Laughed at that one. Booking.com is so full of dark patterns that I dread using it.
But if I find an alternative that has the same width of offers and a booking process that doesn't feel like a drill sergeant constantly yelling "BOOK NOW YOU WORTHLESS SCUM, BOOK, BOOK, WHAT ARE YOU WAITING FOR YOU IMBECILE, CLICK IT, BOOK, NOW, NOW" - what do they think will happen?
Booking.com A/B tests everything: the drill-sergeant-like funnel probably has higher conversion rates than any gentler variation. So to answer your question - they think you might not book through them without the shoutiness.
I'm going to guess the answer is no - which is why organizations have to be careful which metrics they measure and incentivize on. Granted, this failing is industry-wide as the longest view on most orgs' dashboards is YoY. When that metric starts freefalling, it most likely will be too late to do anything about it, but most of the staff (up to the CEO) will have padded Resumes with amazing numbers for improved conversion/revenue which will get them to the next job.
One lessons from all these things is they maximize for what’s easiest to measure, not what’s most important. Conversions aren’t the end all be all, nobody wants to come back to a store with the pushy salesperson.
I made sure to provide feedback.
When people book with you but give you 1/10 stars, that's probably a pretty strong warning sign that the customer isn't happy with the site and the first usable competitor that they find will get their business.

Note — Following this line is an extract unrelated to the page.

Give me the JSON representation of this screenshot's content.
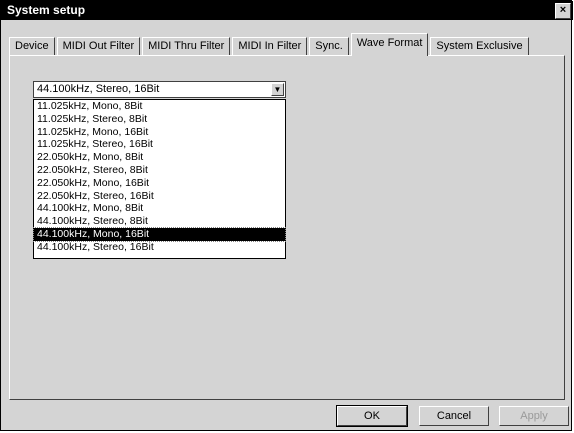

But that leaves you at the mercy of the competition, which in an open data business (I mean, airlines are more than happy to tell you which flights they have available) implies that your product is undifferentiated. So eventually you resort to this tactics: as soon as a user gets in, do anything that's humanly possible to convert that sucker.
That's in essence what's wrong with Booking. This trickles down, unfortunately: Ryanair hides most of its costs in effectively forcing you to upgrade to Premium in order to be treated as something just a bit more than lifestock, because the assumption that travelers' main concern is price pervades the industry, even if the price they are shown isn't the price they pay in the end.

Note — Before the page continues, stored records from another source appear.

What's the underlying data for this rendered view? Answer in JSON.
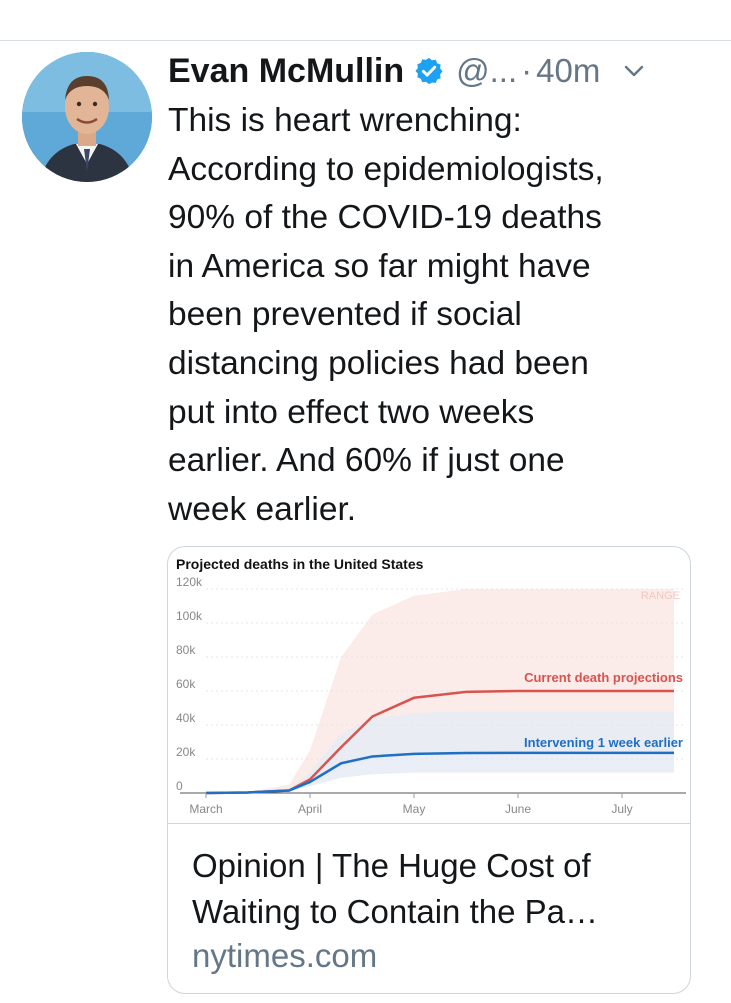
{
  "tweet": {
    "author_name": "Evan McMullin",
    "handle": "@...",
    "separator": "·",
    "time": "40m",
    "text": "This is heart wrenching:\nAccording to epidemiologists,\n90% of the COVID-19 deaths\nin America so far might have\nbeen prevented if social\ndistancing policies had been\nput into effect two weeks\nearlier. And 60% if just one\nweek earlier."
  },
  "colors": {
    "verified": "#1da1f2",
    "current_line": "#d9534f",
    "intervening_line": "#1f6fc5",
    "range_fill": "#fbe9e7",
    "intervening_fill": "#e6ecf6"
  },
  "icons": {
    "verified": "verified-badge-icon",
    "menu": "chevron-down-icon"
  },
  "card": {
    "title": "Opinion | The Huge Cost of Waiting to Contain the Pa…",
    "domain": "nytimes.com"
  },
  "chart_data": {
    "type": "line",
    "title": "Projected deaths in the United States",
    "x_labels": [
      "March",
      "April",
      "May",
      "June",
      "July"
    ],
    "y_ticks": [
      "0",
      "20k",
      "40k",
      "60k",
      "80k",
      "100k",
      "120k"
    ],
    "ylim": [
      0,
      120000
    ],
    "range_label": "RANGE",
    "series": [
      {
        "name": "Current death projections",
        "x": [
          0,
          0.4,
          0.8,
          1.0,
          1.3,
          1.6,
          2.0,
          2.5,
          3.0,
          4.5
        ],
        "values": [
          0,
          300,
          1500,
          8000,
          27000,
          45000,
          56000,
          59500,
          60000,
          60000
        ]
      },
      {
        "name": "Intervening 1 week earlier",
        "x": [
          0,
          0.4,
          0.8,
          1.0,
          1.3,
          1.6,
          2.0,
          2.5,
          3.0,
          4.5
        ],
        "values": [
          0,
          300,
          1500,
          6500,
          17500,
          21500,
          23000,
          23500,
          23600,
          23600
        ]
      }
    ],
    "bands": [
      {
        "series": "Current death projections",
        "upper": [
          0,
          500,
          5000,
          25000,
          80000,
          105000,
          116000,
          120000,
          120000,
          120000
        ],
        "lower": [
          0,
          300,
          1000,
          5000,
          14000,
          20000,
          22000,
          23000,
          23000,
          23000
        ]
      },
      {
        "series": "Intervening 1 week earlier",
        "upper": [
          0,
          400,
          2500,
          12000,
          35000,
          44000,
          47000,
          48000,
          48000,
          48000
        ],
        "lower": [
          0,
          200,
          800,
          4000,
          9000,
          11000,
          12000,
          12000,
          12000,
          12000
        ]
      }
    ]
  }
}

Just like the unholy abomination that professional project managers have turned “agile methodologies” into.
I bet a "How to dox and stalk people with Python" post would be flagged down, so maybe I'm just complaining about the prevailing ethics on the site.
Now I understand why it's so bad-- "user interface optimization models"

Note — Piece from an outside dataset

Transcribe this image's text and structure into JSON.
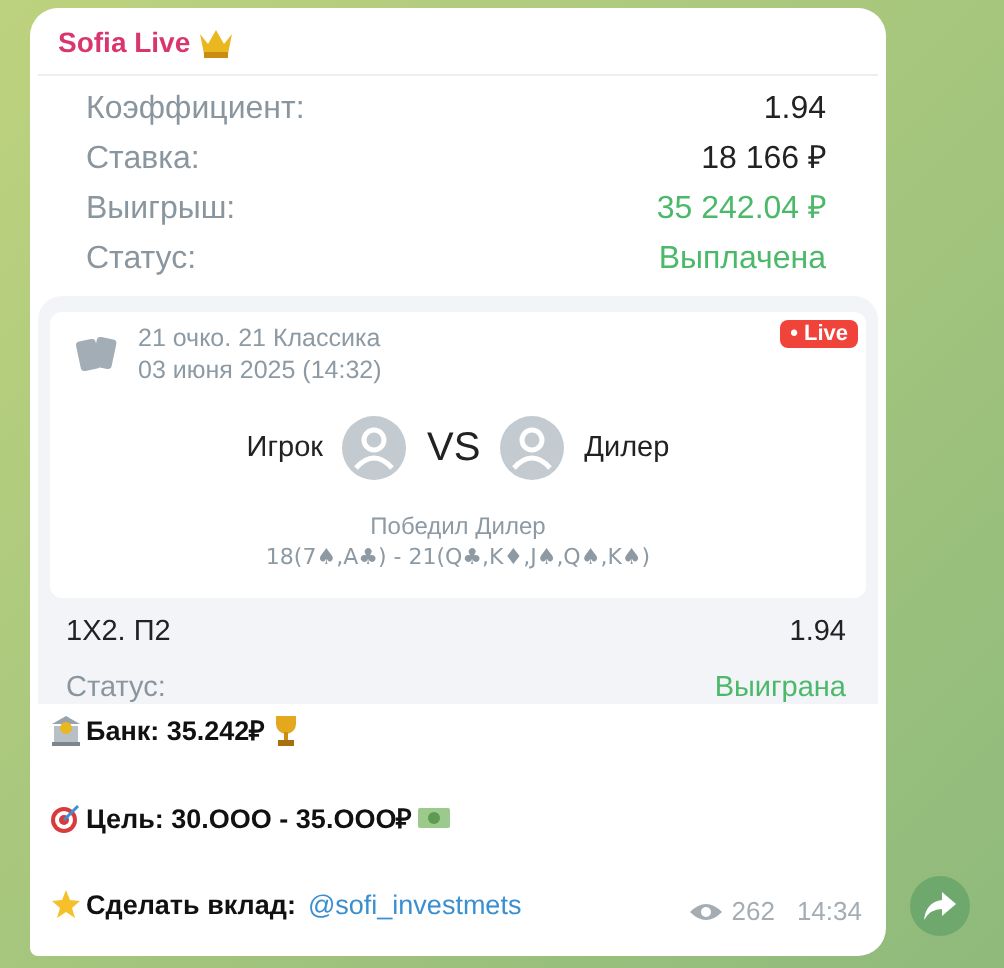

I refuse to believe this brings real value. The more plausible reality is, they have fantastic SEO and a tightening stranglehold on marketshare, and some AI to squeeze a few more pennies out along the way. Whatever metrics they are seeing, it won't be worth it in the long run. This kind of UX and product won't last.
For example, LinkedIn having a flow that has an e-mail and password box, which will get a less attentive user to just re-enter their LinkedIn credentials. But it's actually a phishing form for your e-mail, so if your LinkedIn and e-mail password is the same, you have now "consented" to have your address book scraped and your contacts spammed.
Or, in the case of Booking.com:
* Every step has items designed to pressure you to book NOW because it'll be too late otherwise:
- "booked x times in the last x hours" on the listing, or
- "Only 1 room left!" (they now add "on our site" after they lost a consumer protection lawsuit)
- Showing booked-out listings "You missed it"
- Various notifications like "last booked X minutes ago" and "limited supply" popping in while you're scrolling to raise the pressure
* Misleading or deceptive claims
- "Jackpot, this is the cheapest price you've seen" (emphasis should be on "you've seen", this will be shown even if you look at overpriced properties)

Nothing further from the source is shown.